- Born: July 9, 1939 Brooklyn, New York
- Died: May 31, 2014 (aged 74)
- Education: Harvard University (B.S.) University of California, Berkeley (M.S.) Yale Law School (J.D.)
- Occupation: Appellate Defense Attorney
- Known for: Founder of California Appellate Project
- Spouse: Cynthia Taylor Millman
- Children: Laura, David and Matthew
- Parent(s): Sidney and Dorothy Millman

= Michael Millman =

American lawyer

Michael G. Millman (July 9, 1939 - May 31, 2014) was an American criminal defense lawyer, founder of the California Appellate Project, and an anti-death penalty activist.

==Family and education==
Michael Millman was born in Brooklyn, N.Y., and he grew up in Summit, N.J. Millman was the only child of Sidney, a physicist, and Dorothy, a teacher. Millman graduated from Harvard University in 1960 with a degree in physics and obtained a master's degree in physics from UC Berkeley. Moved by the social justice activism of the 1960s, Millman decided to study law—instead of science—and graduated from Yale Law School in 1969. During the civil rights movement he worked with, and was deeply inspired by, Alabama Attorney Fred Gray, who had represented Dr. Martin Luther King, Rosa Parks.

Millman married Cynthia Taylor Millman. He had three children Dr. Laura Dillard, David Millman, and Matthew Millman. He had three stepchildren from his marriage to Cynthia; and 13 grandchildren.

==Legal career==
After law school, Millman worked for the Alameda County public defender for about six years. He then joined the Office of the State Public Defender and became its death penalty coordinator after state lawmakers reinstated capital punishment in 1977.

In 1983, The State Bar of California created The California Appellate Project as a legal resource center to implement the constitutional right to counsel for indigent persons facing Capital punishment in California. At around the time of its founding, Millman became the director of CAP. Millman served as director of CAP for 30 years. In his role at CAP, he oversaw the efforts to assist private lawyers representing the more than 700 people on California's death row.

Millman was also active in the California Attorneys for Criminal Justice, serving as President of its Board of Governors in 1984. He also served on a Supreme Court committee formed to improve the timely handling of capital case appeals and habeas corpus petitions. In 2013, Millman was awarded CACJ's Significant Contributions to Criminal Justice Lifetime Achievement Award.
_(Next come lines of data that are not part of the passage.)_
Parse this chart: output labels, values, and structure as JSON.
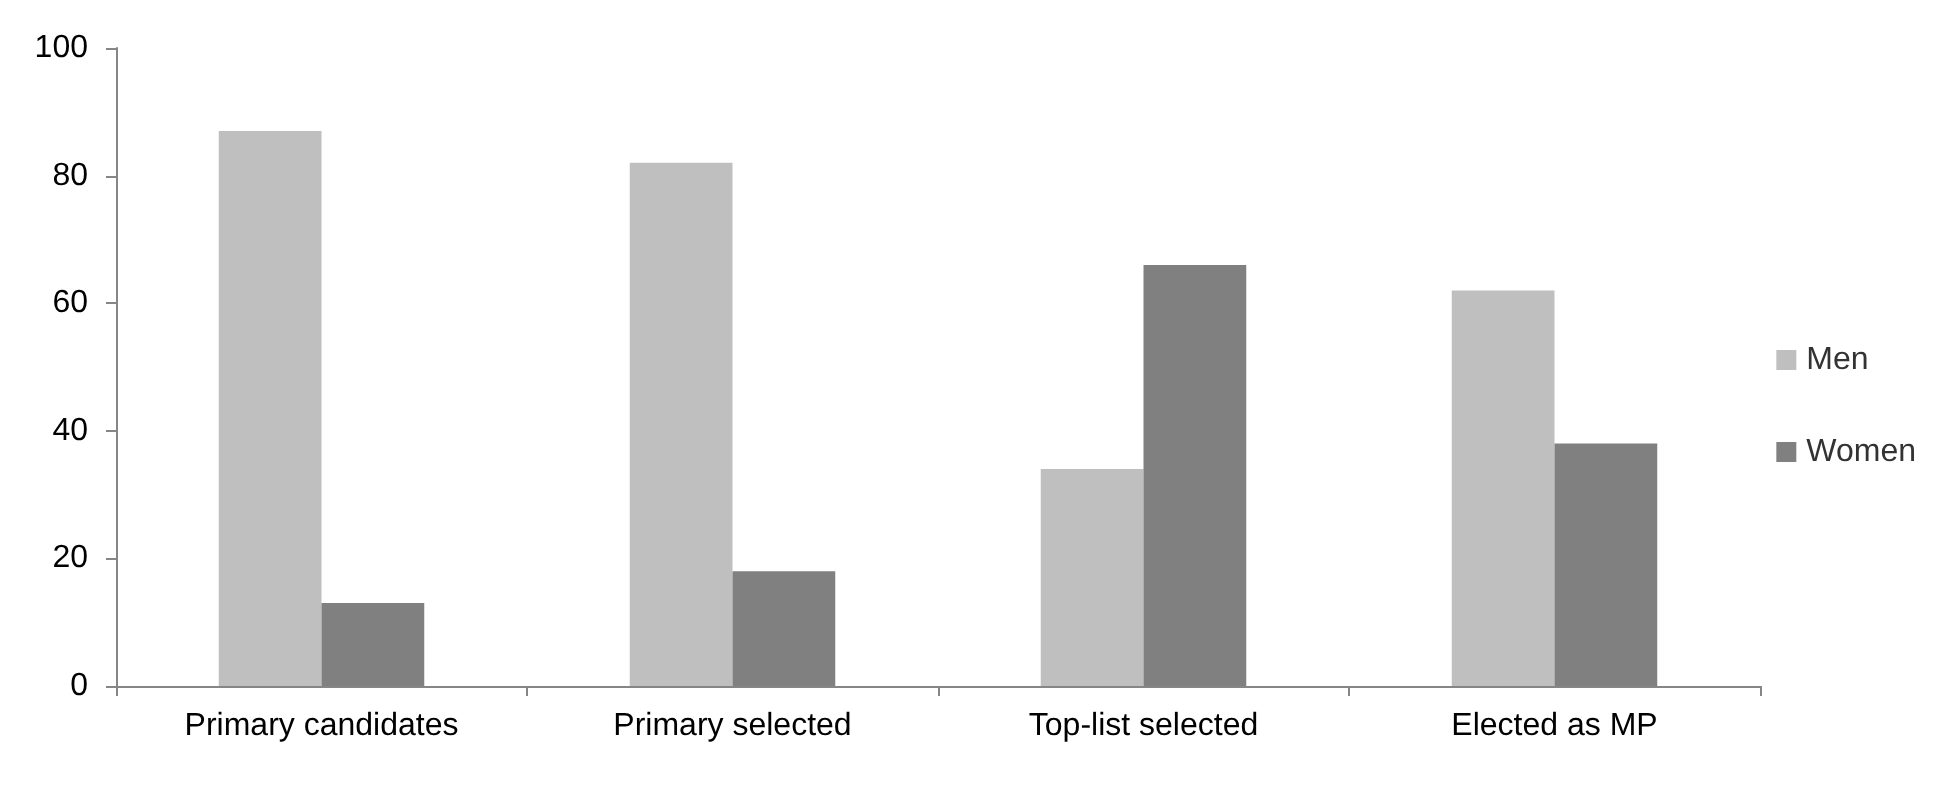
{
  "chart_data": {
    "type": "bar",
    "categories": [
      "Primary candidates",
      "Primary selected",
      "Top-list selected",
      "Elected as MP"
    ],
    "series": [
      {
        "name": "Men",
        "color": "#bfbfbf",
        "values": [
          87,
          82,
          34,
          62
        ]
      },
      {
        "name": "Women",
        "color": "#808080",
        "values": [
          13,
          18,
          66,
          38
        ]
      }
    ],
    "ylim": [
      0,
      100
    ],
    "yticks": [
      0,
      20,
      40,
      60,
      80,
      100
    ],
    "grid": false,
    "legend": "right"
  }
}
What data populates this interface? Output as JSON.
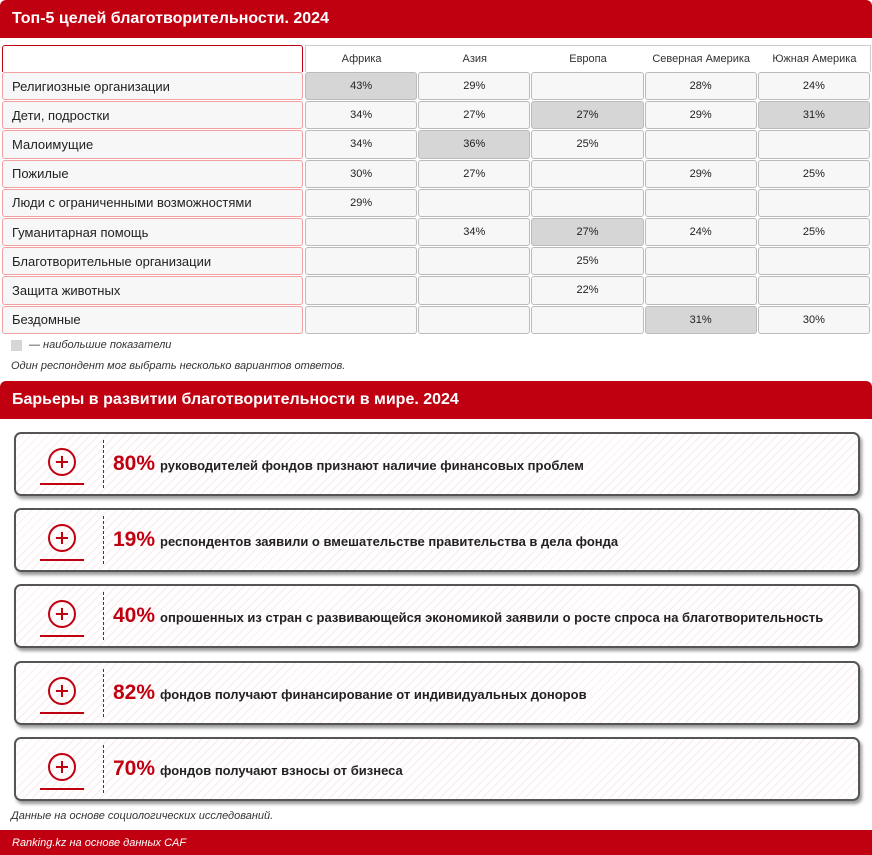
{
  "top_section": {
    "title": "Топ-5 целей благотворительности. 2024",
    "table": {
      "columns": [
        "Африка",
        "Азия",
        "Европа",
        "Северная Америка",
        "Южная Америка"
      ],
      "rows": [
        {
          "label": "Религиозные организации",
          "cells": [
            {
              "text": "43%",
              "highlight": true
            },
            {
              "text": "29%"
            },
            null,
            {
              "text": "28%"
            },
            {
              "text": "24%"
            }
          ]
        },
        {
          "label": "Дети, подростки",
          "cells": [
            {
              "text": "34%"
            },
            {
              "text": "27%"
            },
            {
              "text": "27%",
              "highlight": true
            },
            {
              "text": "29%"
            },
            {
              "text": "31%",
              "highlight": true
            }
          ]
        },
        {
          "label": "Малоимущие",
          "cells": [
            {
              "text": "34%"
            },
            {
              "text": "36%",
              "highlight": true
            },
            {
              "text": "25%"
            },
            null,
            null
          ]
        },
        {
          "label": "Пожилые",
          "cells": [
            {
              "text": "30%"
            },
            {
              "text": "27%"
            },
            null,
            {
              "text": "29%"
            },
            {
              "text": "25%"
            }
          ]
        },
        {
          "label": "Люди с ограниченными возможностями",
          "cells": [
            {
              "text": "29%"
            },
            null,
            null,
            null,
            null
          ]
        },
        {
          "label": "Гуманитарная помощь",
          "cells": [
            null,
            {
              "text": "34%"
            },
            {
              "text": "27%",
              "highlight": true
            },
            {
              "text": "24%"
            },
            {
              "text": "25%"
            }
          ]
        },
        {
          "label": "Благотворительные организации",
          "cells": [
            null,
            null,
            {
              "text": "25%"
            },
            null,
            null
          ]
        },
        {
          "label": "Защита животных",
          "cells": [
            null,
            null,
            {
              "text": "22%"
            },
            null,
            null
          ]
        },
        {
          "label": "Бездомные",
          "cells": [
            null,
            null,
            null,
            {
              "text": "31%",
              "highlight": true
            },
            {
              "text": "30%"
            }
          ]
        }
      ]
    },
    "legend": "— наибольшие показатели",
    "note": "Один респондент мог выбрать несколько вариантов ответов."
  },
  "bottom_section": {
    "title": "Барьеры в развитии благотворительности в мире. 2024",
    "items": [
      {
        "value": "80%",
        "text": "руководителей фондов признают наличие финансовых проблем"
      },
      {
        "value": "19%",
        "text": "респондентов заявили о вмешательстве правительства в дела фонда"
      },
      {
        "value": "40%",
        "text": "опрошенных из стран с развивающейся экономикой заявили о росте спроса на благотворительность"
      },
      {
        "value": "82%",
        "text": "фондов получают финансирование от индивидуальных доноров"
      },
      {
        "value": "70%",
        "text": "фондов получают взносы от бизнеса"
      }
    ],
    "footnote": "Данные на основе социологических исследований."
  },
  "source": "Ranking.kz на основе данных CAF"
}
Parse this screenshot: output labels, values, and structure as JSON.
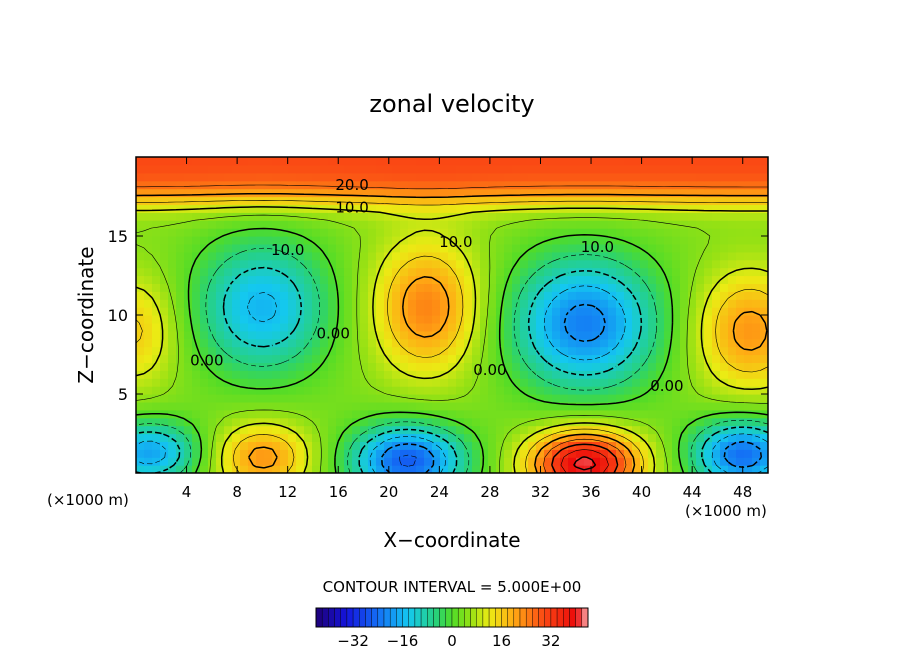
{
  "chart_data": {
    "type": "heatmap",
    "title": "zonal velocity",
    "xlabel": "X−coordinate",
    "ylabel": "Z−coordinate",
    "x_unit_left": "(×1000 m)",
    "x_unit_right": "(×1000 m)",
    "xlim": [
      0,
      50
    ],
    "ylim": [
      0,
      20
    ],
    "x_ticks": [
      4,
      8,
      12,
      16,
      20,
      24,
      28,
      32,
      36,
      40,
      44,
      48
    ],
    "y_ticks": [
      5,
      10,
      15
    ],
    "contour_interval_text": "CONTOUR INTERVAL = 5.000E+00",
    "contour_labels": [
      {
        "text": "20.0",
        "x": 17.1,
        "z": 17.9
      },
      {
        "text": "10.0",
        "x": 17.1,
        "z": 16.5
      },
      {
        "text": "10.0",
        "x": 12.0,
        "z": 13.8
      },
      {
        "text": "10.0",
        "x": 25.3,
        "z": 14.3
      },
      {
        "text": "10.0",
        "x": 36.5,
        "z": 14.0
      },
      {
        "text": "0.00",
        "x": 15.6,
        "z": 8.5
      },
      {
        "text": "0.00",
        "x": 5.6,
        "z": 6.8
      },
      {
        "text": "0.00",
        "x": 28.0,
        "z": 6.2
      },
      {
        "text": "0.00",
        "x": 42.0,
        "z": 5.2
      }
    ],
    "colorbar": {
      "min": -44,
      "max": 44,
      "tick_labels": [
        "−32",
        "−16",
        "0",
        "16",
        "32"
      ],
      "tick_values": [
        -32,
        -16,
        0,
        16,
        32
      ]
    }
  }
}
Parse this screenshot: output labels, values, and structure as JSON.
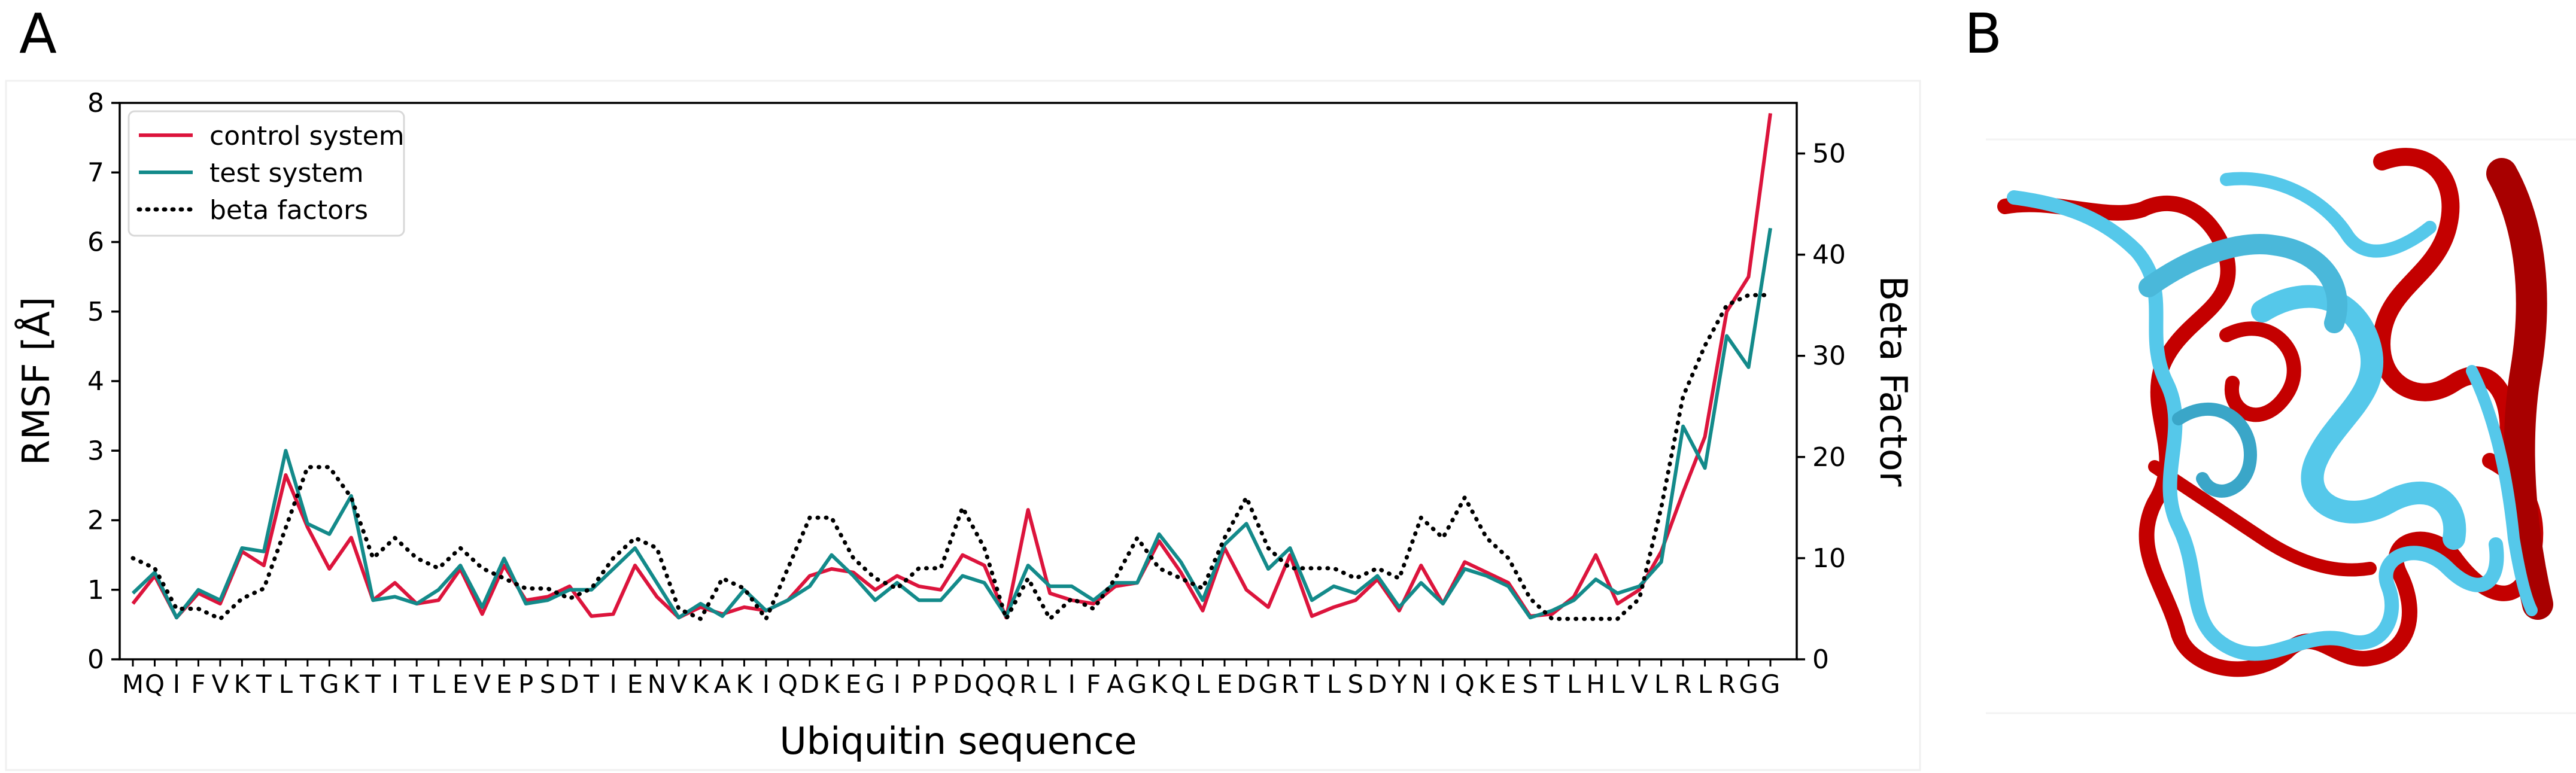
{
  "panels": {
    "a_label": "A",
    "b_label": "B"
  },
  "chart_data": {
    "type": "line",
    "xlabel": "Ubiquitin sequence",
    "ylabel": "RMSF [Å]",
    "y2label": "Beta Factor",
    "ylim": [
      0,
      8
    ],
    "y2lim": [
      0,
      55
    ],
    "yticks": [
      "0",
      "1",
      "2",
      "3",
      "4",
      "5",
      "6",
      "7",
      "8"
    ],
    "y2ticks": [
      "0",
      "10",
      "20",
      "30",
      "40",
      "50"
    ],
    "grid": false,
    "legend_position": "top-left",
    "categories": [
      "M",
      "Q",
      "I",
      "F",
      "V",
      "K",
      "T",
      "L",
      "T",
      "G",
      "K",
      "T",
      "I",
      "T",
      "L",
      "E",
      "V",
      "E",
      "P",
      "S",
      "D",
      "T",
      "I",
      "E",
      "N",
      "V",
      "K",
      "A",
      "K",
      "I",
      "Q",
      "D",
      "K",
      "E",
      "G",
      "I",
      "P",
      "P",
      "D",
      "Q",
      "Q",
      "R",
      "L",
      "I",
      "F",
      "A",
      "G",
      "K",
      "Q",
      "L",
      "E",
      "D",
      "G",
      "R",
      "T",
      "L",
      "S",
      "D",
      "Y",
      "N",
      "I",
      "Q",
      "K",
      "E",
      "S",
      "T",
      "L",
      "H",
      "L",
      "V",
      "L",
      "R",
      "L",
      "R",
      "G",
      "G"
    ],
    "series": [
      {
        "name": "control system",
        "color": "#dc143c",
        "style": "solid",
        "axis": "left",
        "values": [
          0.8,
          1.2,
          0.6,
          0.95,
          0.8,
          1.55,
          1.35,
          2.65,
          1.9,
          1.3,
          1.75,
          0.85,
          1.1,
          0.8,
          0.85,
          1.3,
          0.65,
          1.35,
          0.85,
          0.9,
          1.05,
          0.62,
          0.65,
          1.35,
          0.9,
          0.6,
          0.75,
          0.65,
          0.75,
          0.7,
          0.85,
          1.2,
          1.3,
          1.25,
          1.0,
          1.2,
          1.05,
          1.0,
          1.5,
          1.35,
          0.6,
          2.15,
          0.95,
          0.85,
          0.8,
          1.05,
          1.1,
          1.7,
          1.25,
          0.7,
          1.6,
          1.0,
          0.75,
          1.5,
          0.62,
          0.75,
          0.85,
          1.15,
          0.7,
          1.35,
          0.8,
          1.4,
          1.25,
          1.1,
          0.62,
          0.65,
          0.9,
          1.5,
          0.8,
          1.0,
          1.55,
          2.4,
          3.2,
          5.0,
          5.5,
          7.85
        ]
      },
      {
        "name": "test system",
        "color": "#138a8a",
        "style": "solid",
        "axis": "left",
        "values": [
          0.95,
          1.25,
          0.6,
          1.0,
          0.85,
          1.6,
          1.55,
          3.0,
          1.95,
          1.8,
          2.35,
          0.85,
          0.9,
          0.8,
          1.0,
          1.35,
          0.75,
          1.45,
          0.8,
          0.85,
          1.0,
          1.0,
          1.3,
          1.6,
          1.1,
          0.6,
          0.8,
          0.62,
          1.0,
          0.7,
          0.85,
          1.05,
          1.5,
          1.2,
          0.85,
          1.1,
          0.85,
          0.85,
          1.2,
          1.1,
          0.62,
          1.35,
          1.05,
          1.05,
          0.85,
          1.1,
          1.1,
          1.8,
          1.4,
          0.85,
          1.65,
          1.95,
          1.3,
          1.6,
          0.85,
          1.05,
          0.95,
          1.2,
          0.75,
          1.1,
          0.8,
          1.3,
          1.2,
          1.05,
          0.6,
          0.7,
          0.85,
          1.15,
          0.95,
          1.05,
          1.4,
          3.35,
          2.75,
          4.65,
          4.2,
          6.2
        ]
      },
      {
        "name": "beta factors",
        "color": "#000000",
        "style": "dotted",
        "axis": "right",
        "values": [
          10,
          9,
          5,
          5,
          4,
          6,
          7,
          13,
          19,
          19,
          16,
          10,
          12,
          10,
          9,
          11,
          9,
          8,
          7,
          7,
          6,
          7,
          10,
          12,
          11,
          5,
          4,
          8,
          7,
          4,
          9,
          14,
          14,
          10,
          8,
          7,
          9,
          9,
          15,
          11,
          4,
          8,
          4,
          6,
          5,
          8,
          12,
          9,
          8,
          7,
          12,
          16,
          11,
          9,
          9,
          9,
          8,
          9,
          8,
          14,
          12,
          16,
          12,
          10,
          6,
          4,
          4,
          4,
          4,
          6,
          15,
          26,
          31,
          35,
          36,
          36
        ]
      }
    ]
  }
}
Michael Millman was a founding member of Death Penalty Focus, which is committed to the abolition of the death penalty. Millman was also affiliated with the Death Penalty Information Center—working with Anthony Amsterdam—and served as President of its board. In April 2014, Death Penalty Focus awarded Mr. Millman a Lifetime Achievement Award for his "unwavering commitment to providing high-quality representation to indigent people on death row." He occasionally lectured at Stanford Law School.

==Death and tributes==
On May 31, 2014, Mr. Millman died from pancreatic cancer. Chief Justice of the California Supreme Court Tani G. Cantil-Sakauye said of Millman: "Michael Millman was a pillar of the capital defense bar, a hero to many, and a true gentleman. He will be sorely missed, and we are deeply saddened by this great loss." Lance Lindsey, the administrative director of CAP, said: "Michael was a profoundly kind and big-hearted man who dedicated his whole life to advancing social justice and, especially, to 'being the change we wish to see in the world' by daily acts of compassion and generosity." The president of the American Bar Association James Silkenat paid tribute to Millman: "As someone who also cares deeply about justice, I thank
you for all that you have done to make this world a better place. You are the kind of lawyer and human being that we all aspire to be."